There’s a peculiar strain of American pop mythology which lionizes the beautiful loser -- the talented but self-destructive soul whose prodigious legacy is enhanced rather than destroyed by drugs and drink. It's an effect I may not understand, but the eternal allure of Miles Davis, John Cassavetes et al. is hard to deny. Let’s Get Lost takes the idea to an extreme. It’s the kind of documentary that wouldn’t exist if there were only a musical legacy to work with. You have to learn to separate a man’s work from who he is, suggests one ex-lover, but director Bruce Weber ignores that advice in Let's Get Lost, his portrait of Chet Baker.
The gist of Baker’s musical appeal comes through the testimony of others: Baker emerged in the ‘50s as an original voice in the so-called “cool jazz” strain. His melancholy, understated trumpet lines rejected bebop in favor of the long and drawn-out. Weber’s impressionistic portrait scores itself to two hours of the stuff; it suits the mood of Baker’s life story, all of which seems to come, like the music, from a lonely place. Some of the assertions in Baker’s favor are downright bizarre -- one person suggests that Baker’s melancholy sound is the West Coast influence of a sunny existence on beaches. Worse yet is screenwriter Lawrence Trimble’s bizarre claim that he never knew anyone who owned a Buddy Holly record in the '50s -- why in the world, he asks, do people associate the 50s with rock? It was all about jazz. Whatever.
The man’s life is a different story. In his youth, Baker was the archetypal American badass: “He was bad, he was trouble, and he was beautiful,” laughs an ex-lover. Trimble pegs his appeal similarly: “There weren’t too many anti-social role models in the Eisenhower era.” But Baker ran himself down quickly; marriages came and went, heroin became a habit (a year after the film was shot in 1987, Baker mysteriously plunged to his death from a hotel window), and -- perhaps most damagingly -- a rough beating destroyed all of his teeth, forcing Baker to re-learn playing with dentures.

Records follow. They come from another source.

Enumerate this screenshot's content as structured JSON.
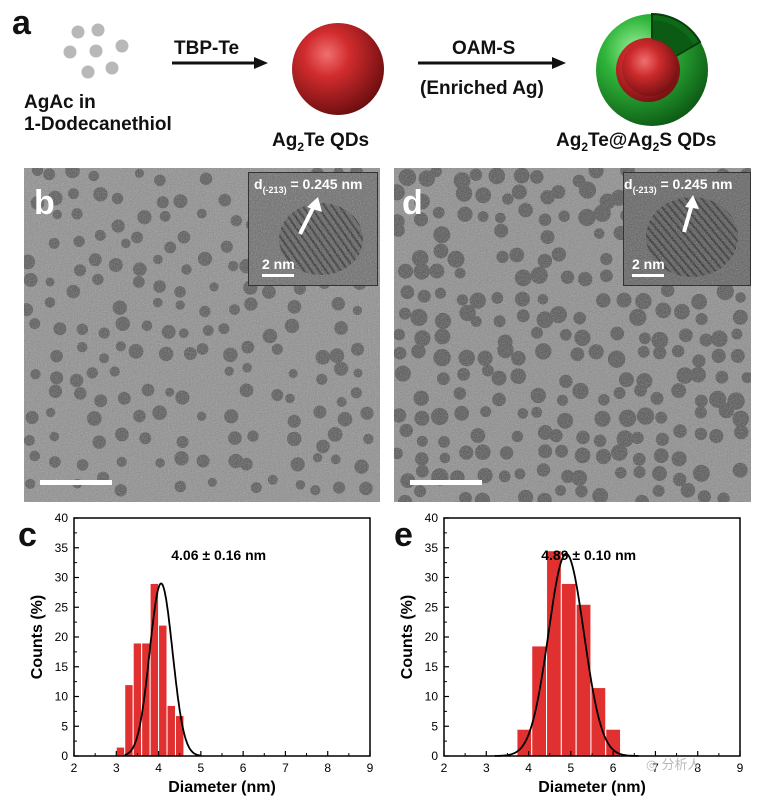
{
  "panel_a": {
    "letter": "a",
    "reactant_line1": "AgAc in",
    "reactant_line2": "1-Dodecanethiol",
    "step1_reagent": "TBP-Te",
    "product1_main": "Ag",
    "product1_sub": "2",
    "product1_rest": "Te QDs",
    "step2_reagent": "OAM-S",
    "step2_condition": "(Enriched Ag)",
    "product2_p1": "Ag",
    "product2_s1": "2",
    "product2_p2": "Te@Ag",
    "product2_s2": "2",
    "product2_p3": "S QDs",
    "colors": {
      "dots": "#b8b8b8",
      "core": "#c0282a",
      "shell": "#2fb53a",
      "arrow": "#111111"
    }
  },
  "panel_b": {
    "letter": "b",
    "inset_d_main": "d",
    "inset_d_sub": "(-213)",
    "inset_d_value": " = 0.245 nm",
    "inset_scale": "2 nm"
  },
  "panel_d": {
    "letter": "d",
    "inset_d_main": "d",
    "inset_d_sub": "(-213)",
    "inset_d_value": " = 0.245 nm",
    "inset_scale": "2 nm"
  },
  "watermark": "分析人",
  "chart_data": [
    {
      "type": "bar",
      "panel": "c",
      "annotation": "4.06 ± 0.16 nm",
      "xlabel": "Diameter (nm)",
      "ylabel": "Counts (%)",
      "xlim": [
        2,
        9
      ],
      "ylim": [
        0,
        40
      ],
      "xticks": [
        2,
        3,
        4,
        5,
        6,
        7,
        8,
        9
      ],
      "yticks": [
        0,
        5,
        10,
        15,
        20,
        25,
        30,
        35,
        40
      ],
      "bin_width": 0.2,
      "bin_centers": [
        3.1,
        3.3,
        3.5,
        3.7,
        3.9,
        4.1,
        4.3,
        4.5,
        4.7,
        4.9
      ],
      "values": [
        1.5,
        12,
        19,
        19,
        29,
        22,
        8.5,
        6.8,
        0,
        0
      ],
      "fit": {
        "type": "gaussian",
        "center": 4.06,
        "amplitude": 29,
        "sigma": 0.27,
        "x_range": [
          3.2,
          5.0
        ]
      },
      "bar_color": "#e03030"
    },
    {
      "type": "bar",
      "panel": "e",
      "annotation": "4.89 ± 0.10 nm",
      "xlabel": "Diameter (nm)",
      "ylabel": "Counts (%)",
      "xlim": [
        2,
        9
      ],
      "ylim": [
        0,
        40
      ],
      "xticks": [
        2,
        3,
        4,
        5,
        6,
        7,
        8,
        9
      ],
      "yticks": [
        0,
        5,
        10,
        15,
        20,
        25,
        30,
        35,
        40
      ],
      "bin_width": 0.35,
      "bin_centers": [
        3.9,
        4.25,
        4.6,
        4.95,
        5.3,
        5.65,
        6.0
      ],
      "values": [
        4.5,
        18.5,
        34.5,
        29,
        25.5,
        11.5,
        4.5
      ],
      "fit": {
        "type": "gaussian",
        "center": 4.89,
        "amplitude": 34,
        "sigma": 0.42,
        "x_range": [
          3.2,
          6.6
        ]
      },
      "bar_color": "#e03030"
    }
  ]
}
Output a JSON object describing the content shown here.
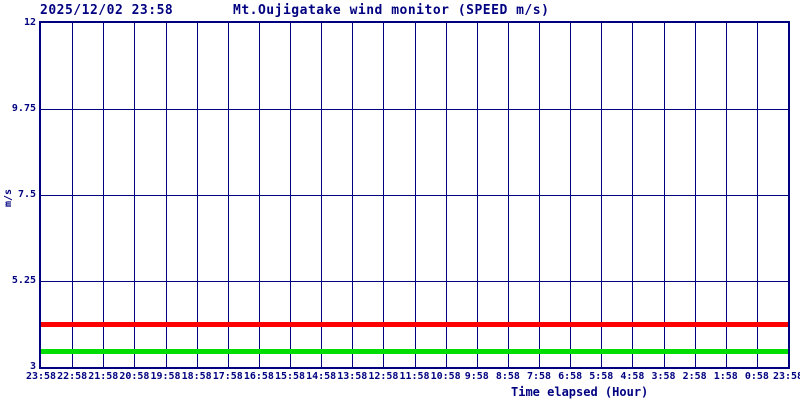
{
  "header": {
    "timestamp": "2025/12/02 23:58",
    "title": "Mt.Oujigatake wind monitor (SPEED m/s)"
  },
  "colors": {
    "axis": "#000080",
    "grid": "#000080",
    "series_red": "#ff0000",
    "series_green": "#00dd00",
    "background": "#ffffff"
  },
  "chart_data": {
    "type": "line",
    "title": "Mt.Oujigatake wind monitor (SPEED m/s)",
    "timestamp": "2025/12/02 23:58",
    "xlabel": "Time elapsed (Hour)",
    "ylabel": "m/s",
    "ylim": [
      3,
      12
    ],
    "ytick_labels": [
      "12",
      "9.75",
      "7.5",
      "5.25",
      "3"
    ],
    "ytick_values": [
      12,
      9.75,
      7.5,
      5.25,
      3
    ],
    "x_ticklabels": [
      "23:58",
      "22:58",
      "21:58",
      "20:58",
      "19:58",
      "18:58",
      "17:58",
      "16:58",
      "15:58",
      "14:58",
      "13:58",
      "12:58",
      "11:58",
      "10:58",
      "9:58",
      "8:58",
      "7:58",
      "6:58",
      "5:58",
      "4:58",
      "3:58",
      "2:58",
      "1:58",
      "0:58",
      "23:58"
    ],
    "grid": true,
    "legend": "none",
    "series": [
      {
        "name": "red-line",
        "color": "#ff0000",
        "values": [
          4.1,
          4.1,
          4.1,
          4.1,
          4.1,
          4.1,
          4.1,
          4.1,
          4.1,
          4.1,
          4.1,
          4.1,
          4.1,
          4.1,
          4.1,
          4.1,
          4.1,
          4.1,
          4.1,
          4.1,
          4.1,
          4.1,
          4.1,
          4.1,
          4.1
        ]
      },
      {
        "name": "green-line",
        "color": "#00dd00",
        "values": [
          3.4,
          3.4,
          3.4,
          3.4,
          3.4,
          3.4,
          3.4,
          3.4,
          3.4,
          3.4,
          3.4,
          3.4,
          3.4,
          3.4,
          3.4,
          3.4,
          3.4,
          3.4,
          3.4,
          3.4,
          3.4,
          3.4,
          3.4,
          3.4,
          3.4
        ]
      }
    ]
  }
}
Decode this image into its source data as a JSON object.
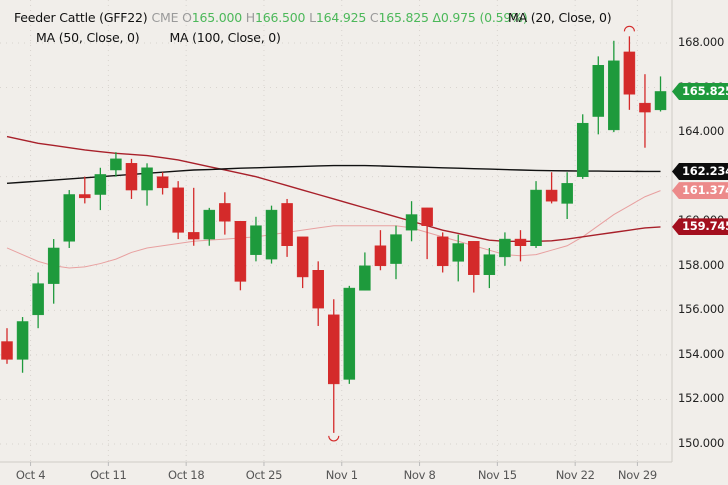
{
  "header": {
    "instrument": "Feeder Cattle (GFF22)",
    "exchange": "CME",
    "open_label": "O",
    "open": "165.000",
    "high_label": "H",
    "high": "166.500",
    "low_label": "L",
    "low": "164.925",
    "close_label": "C",
    "close": "165.825",
    "change": "Δ0.975 (0.59%)",
    "ma_20": "MA (20, Close, 0)",
    "ma_50": "MA (50, Close, 0)",
    "ma_100": "MA (100, Close, 0)"
  },
  "colors": {
    "background": "#f1eeea",
    "up": "#1e9a3c",
    "down": "#d42a2a",
    "ma20": "#e8a0a0",
    "ma50": "#a8202a",
    "ma100": "#111111",
    "grid": "#d8d4cf"
  },
  "badges": {
    "last": {
      "label": "165.825",
      "value": 165.825,
      "color": "#1e9a3c"
    },
    "ma100": {
      "label": "162.234",
      "value": 162.234,
      "color": "#0d0d0d"
    },
    "ma20": {
      "label": "161.374",
      "value": 161.374,
      "color": "#ec8a8a"
    },
    "ma50": {
      "label": "159.745",
      "value": 159.745,
      "color": "#a30f1e"
    }
  },
  "chart_data": {
    "type": "candlestick",
    "title": "Feeder Cattle (GFF22) CME",
    "xlabel": "",
    "ylabel": "",
    "ylim": [
      149.1,
      169.9
    ],
    "yticks": [
      150,
      152,
      154,
      156,
      158,
      160,
      162,
      164,
      166,
      168
    ],
    "ytick_labels": [
      "150.000",
      "152.000",
      "154.000",
      "156.000",
      "158.000",
      "160.000",
      "162.000",
      "164.000",
      "166.000",
      "168.000"
    ],
    "xtick_labels": [
      "Oct 4",
      "Oct 11",
      "Oct 18",
      "Oct 25",
      "Nov 1",
      "Nov 8",
      "Nov 15",
      "Nov 22",
      "Nov 29"
    ],
    "xtick_index": [
      1,
      6,
      11,
      16,
      21,
      26,
      31,
      36,
      40
    ],
    "grid": true,
    "legend": [
      "MA (20, Close, 0)",
      "MA (50, Close, 0)",
      "MA (100, Close, 0)"
    ],
    "candles": [
      {
        "o": 154.6,
        "h": 155.2,
        "l": 153.6,
        "c": 153.8
      },
      {
        "o": 153.8,
        "h": 155.7,
        "l": 153.2,
        "c": 155.5
      },
      {
        "o": 155.8,
        "h": 157.7,
        "l": 155.2,
        "c": 157.2
      },
      {
        "o": 157.2,
        "h": 159.2,
        "l": 156.3,
        "c": 158.8
      },
      {
        "o": 159.1,
        "h": 161.4,
        "l": 158.8,
        "c": 161.2
      },
      {
        "o": 161.2,
        "h": 162.0,
        "l": 160.8,
        "c": 161.05
      },
      {
        "o": 161.2,
        "h": 162.4,
        "l": 160.5,
        "c": 162.1
      },
      {
        "o": 162.3,
        "h": 163.1,
        "l": 162.0,
        "c": 162.8
      },
      {
        "o": 162.6,
        "h": 162.8,
        "l": 161.0,
        "c": 161.4
      },
      {
        "o": 161.4,
        "h": 162.6,
        "l": 160.7,
        "c": 162.4
      },
      {
        "o": 162.0,
        "h": 162.2,
        "l": 161.2,
        "c": 161.5
      },
      {
        "o": 161.5,
        "h": 161.8,
        "l": 159.2,
        "c": 159.5
      },
      {
        "o": 159.5,
        "h": 161.5,
        "l": 158.9,
        "c": 159.2
      },
      {
        "o": 159.2,
        "h": 160.6,
        "l": 158.9,
        "c": 160.5
      },
      {
        "o": 160.8,
        "h": 161.3,
        "l": 159.4,
        "c": 160.0
      },
      {
        "o": 160.0,
        "h": 160.0,
        "l": 156.9,
        "c": 157.3
      },
      {
        "o": 158.5,
        "h": 160.2,
        "l": 158.2,
        "c": 159.8
      },
      {
        "o": 158.3,
        "h": 160.7,
        "l": 158.1,
        "c": 160.5
      },
      {
        "o": 160.8,
        "h": 161.0,
        "l": 158.4,
        "c": 158.9
      },
      {
        "o": 159.3,
        "h": 159.3,
        "l": 157.0,
        "c": 157.5
      },
      {
        "o": 157.8,
        "h": 158.2,
        "l": 155.3,
        "c": 156.1
      },
      {
        "o": 155.8,
        "h": 156.5,
        "l": 150.5,
        "c": 152.7
      },
      {
        "o": 152.9,
        "h": 157.1,
        "l": 152.7,
        "c": 157.0
      },
      {
        "o": 156.9,
        "h": 158.6,
        "l": 156.9,
        "c": 158.0
      },
      {
        "o": 158.9,
        "h": 159.6,
        "l": 157.8,
        "c": 158.0
      },
      {
        "o": 158.1,
        "h": 159.8,
        "l": 157.4,
        "c": 159.4
      },
      {
        "o": 159.6,
        "h": 160.9,
        "l": 159.1,
        "c": 160.3
      },
      {
        "o": 160.6,
        "h": 160.6,
        "l": 158.3,
        "c": 159.8
      },
      {
        "o": 159.3,
        "h": 159.5,
        "l": 157.7,
        "c": 158.0
      },
      {
        "o": 158.2,
        "h": 159.4,
        "l": 157.3,
        "c": 159.0
      },
      {
        "o": 159.1,
        "h": 159.1,
        "l": 156.8,
        "c": 157.6
      },
      {
        "o": 157.6,
        "h": 158.8,
        "l": 157.0,
        "c": 158.5
      },
      {
        "o": 158.4,
        "h": 159.5,
        "l": 158.0,
        "c": 159.2
      },
      {
        "o": 159.2,
        "h": 159.6,
        "l": 158.2,
        "c": 158.9
      },
      {
        "o": 158.9,
        "h": 161.8,
        "l": 158.8,
        "c": 161.4
      },
      {
        "o": 161.4,
        "h": 162.2,
        "l": 160.8,
        "c": 160.9
      },
      {
        "o": 160.8,
        "h": 162.2,
        "l": 160.1,
        "c": 161.7
      },
      {
        "o": 162.0,
        "h": 164.8,
        "l": 161.9,
        "c": 164.4
      },
      {
        "o": 164.7,
        "h": 167.4,
        "l": 163.9,
        "c": 167.0
      },
      {
        "o": 164.1,
        "h": 168.1,
        "l": 164.0,
        "c": 167.2
      },
      {
        "o": 167.6,
        "h": 168.3,
        "l": 165.0,
        "c": 165.7
      },
      {
        "o": 165.3,
        "h": 166.6,
        "l": 163.3,
        "c": 164.9
      },
      {
        "o": 165.0,
        "h": 166.5,
        "l": 164.925,
        "c": 165.825
      }
    ],
    "series": [
      {
        "name": "MA (100, Close, 0)",
        "color": "#111111",
        "values": [
          161.7,
          161.75,
          161.8,
          161.85,
          161.9,
          161.95,
          162.0,
          162.05,
          162.1,
          162.15,
          162.2,
          162.25,
          162.3,
          162.32,
          162.35,
          162.38,
          162.4,
          162.42,
          162.44,
          162.46,
          162.48,
          162.5,
          162.5,
          162.5,
          162.48,
          162.46,
          162.44,
          162.42,
          162.4,
          162.38,
          162.36,
          162.34,
          162.32,
          162.3,
          162.28,
          162.27,
          162.26,
          162.25,
          162.25,
          162.24,
          162.24,
          162.234,
          162.234
        ]
      },
      {
        "name": "MA (50, Close, 0)",
        "color": "#a8202a",
        "values": [
          163.8,
          163.65,
          163.5,
          163.4,
          163.3,
          163.2,
          163.12,
          163.05,
          163.0,
          162.95,
          162.85,
          162.75,
          162.6,
          162.45,
          162.3,
          162.15,
          162.0,
          161.8,
          161.6,
          161.4,
          161.2,
          161.0,
          160.8,
          160.6,
          160.4,
          160.2,
          160.0,
          159.8,
          159.6,
          159.45,
          159.3,
          159.15,
          159.1,
          159.1,
          159.1,
          159.12,
          159.2,
          159.3,
          159.4,
          159.5,
          159.6,
          159.7,
          159.745
        ]
      },
      {
        "name": "MA (20, Close, 0)",
        "color": "#e8a0a0",
        "values": [
          158.8,
          158.5,
          158.2,
          158.0,
          157.9,
          157.95,
          158.1,
          158.3,
          158.6,
          158.8,
          158.9,
          159.0,
          159.1,
          159.15,
          159.2,
          159.25,
          159.3,
          159.4,
          159.5,
          159.6,
          159.7,
          159.8,
          159.8,
          159.8,
          159.8,
          159.8,
          159.7,
          159.5,
          159.3,
          159.1,
          158.9,
          158.7,
          158.5,
          158.45,
          158.5,
          158.7,
          158.9,
          159.3,
          159.8,
          160.3,
          160.7,
          161.1,
          161.374
        ]
      }
    ],
    "markers": [
      {
        "type": "high-marker",
        "index": 40,
        "value": 168.3
      },
      {
        "type": "low-marker",
        "index": 21,
        "value": 150.5
      }
    ]
  }
}
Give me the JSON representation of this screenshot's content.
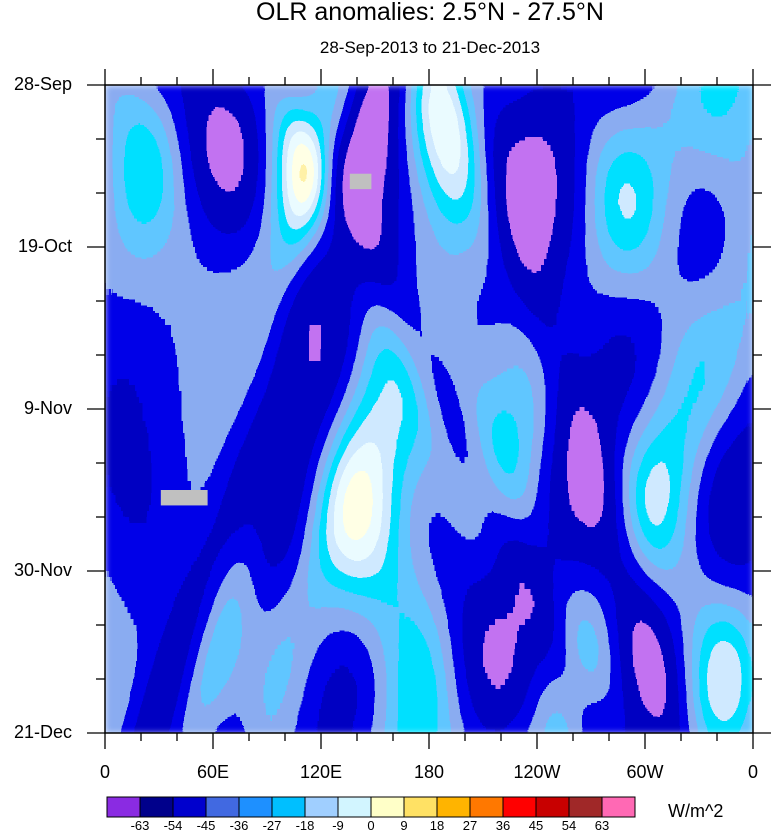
{
  "chart_data": {
    "type": "heatmap",
    "title": "OLR anomalies: 2.5°N - 27.5°N",
    "subtitle": "28-Sep-2013 to 21-Dec-2013",
    "x_axis": {
      "range": [
        0,
        360
      ],
      "ticks": [
        {
          "lon": 0,
          "label": "0"
        },
        {
          "lon": 60,
          "label": "60E"
        },
        {
          "lon": 120,
          "label": "120E"
        },
        {
          "lon": 180,
          "label": "180"
        },
        {
          "lon": 240,
          "label": "120W"
        },
        {
          "lon": 300,
          "label": "60W"
        },
        {
          "lon": 360,
          "label": "0"
        }
      ]
    },
    "y_axis": {
      "range_days": [
        0,
        84
      ],
      "ticks": [
        {
          "day": 0,
          "label": "28-Sep"
        },
        {
          "day": 21,
          "label": "19-Oct"
        },
        {
          "day": 42,
          "label": "9-Nov"
        },
        {
          "day": 63,
          "label": "30-Nov"
        },
        {
          "day": 84,
          "label": "21-Dec"
        }
      ]
    },
    "colorbar": {
      "units": "W/m^2",
      "levels": [
        -63,
        -54,
        -45,
        -36,
        -27,
        -18,
        -9,
        0,
        9,
        18,
        27,
        36,
        45,
        54,
        63
      ],
      "colors": [
        "#8a2be2",
        "#00008b",
        "#0000cd",
        "#4169e1",
        "#1e90ff",
        "#00bfff",
        "#a0cfff",
        "#d2f5ff",
        "#ffffc8",
        "#ffe164",
        "#ffb400",
        "#ff7800",
        "#ff0000",
        "#c80000",
        "#a02828",
        "#ff69b4"
      ]
    },
    "missing_color": "#c0c0c0"
  }
}
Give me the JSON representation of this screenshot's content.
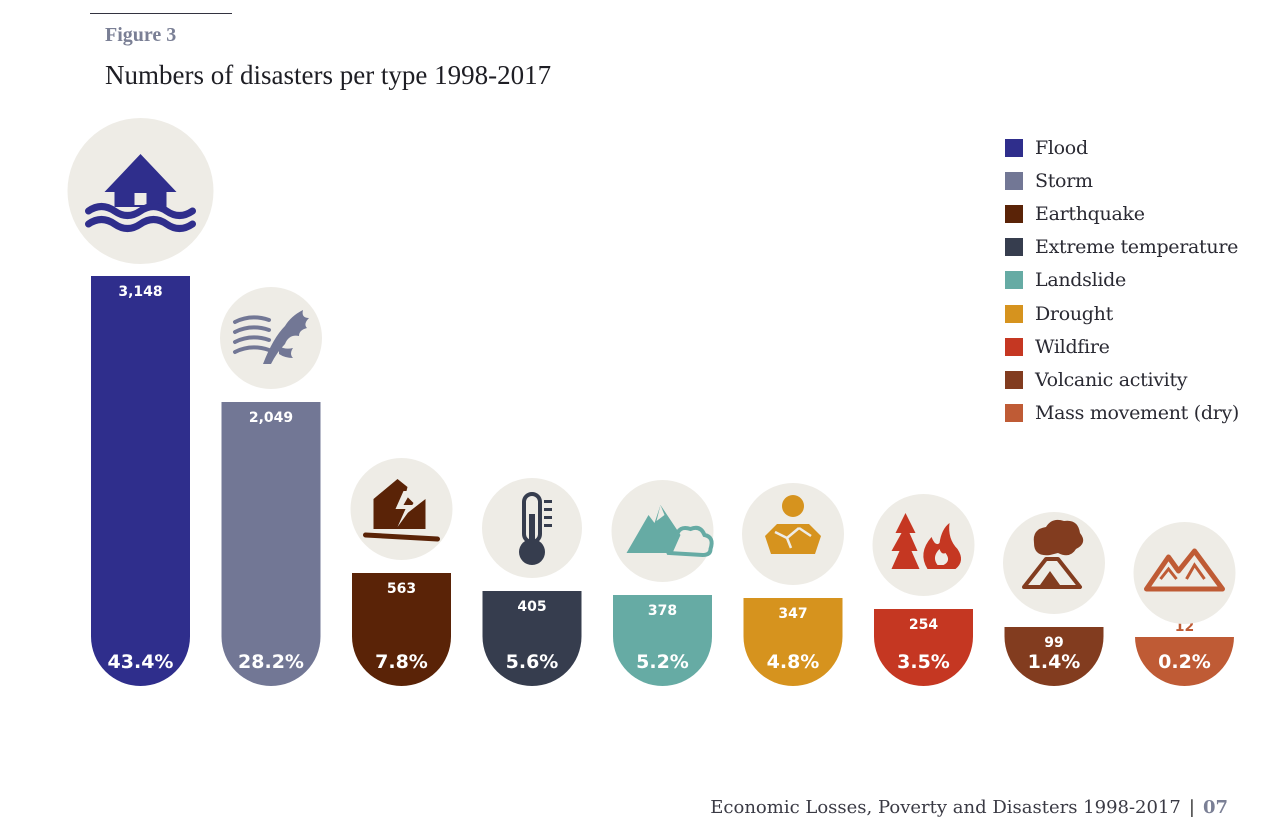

The contrast between the youthful Baker and the 57-year-old is predictably shocking: With a mustache he looks like the near-death Charles Bronson, and without it like a cadaverous Willem Dafoe. In her interview, his mother looks like the younger of the two.
How interesting you find all this depends on how interesting you find two undifferentiated hours of straight-up adulation. Baker’s appeal is his life’s failure, and trying to understand him -- as Weber does in tiresome detail, pushing and prodding his ex-lovers to recount their affairs’ downturn in monotonous, endless detail -- is the film’s true business, generous performance snippets aside. It's a difficult fascination to understand; unlike, say, Cassavetes, Baker isn’t much of a raconteur or personality. His youthful vigor and ability to fake his way through any situation is often noted, but the old Baker speaks slowly, in a torrent of nostalgia. For Baker, the act of reeling off names from the past is perhaps even more evocative than what the names are; the film exists in a permanent twilight, a cigarette-smoke haze. Let’s Get Lost is too obsessed with the life of the man to focus solely on the music, but what's found there is just a litany of stories that are more sad than funny. Allow me to pump up the indie rock jams and suggest Dig! instead; that’s the true face of instructive self-destruction.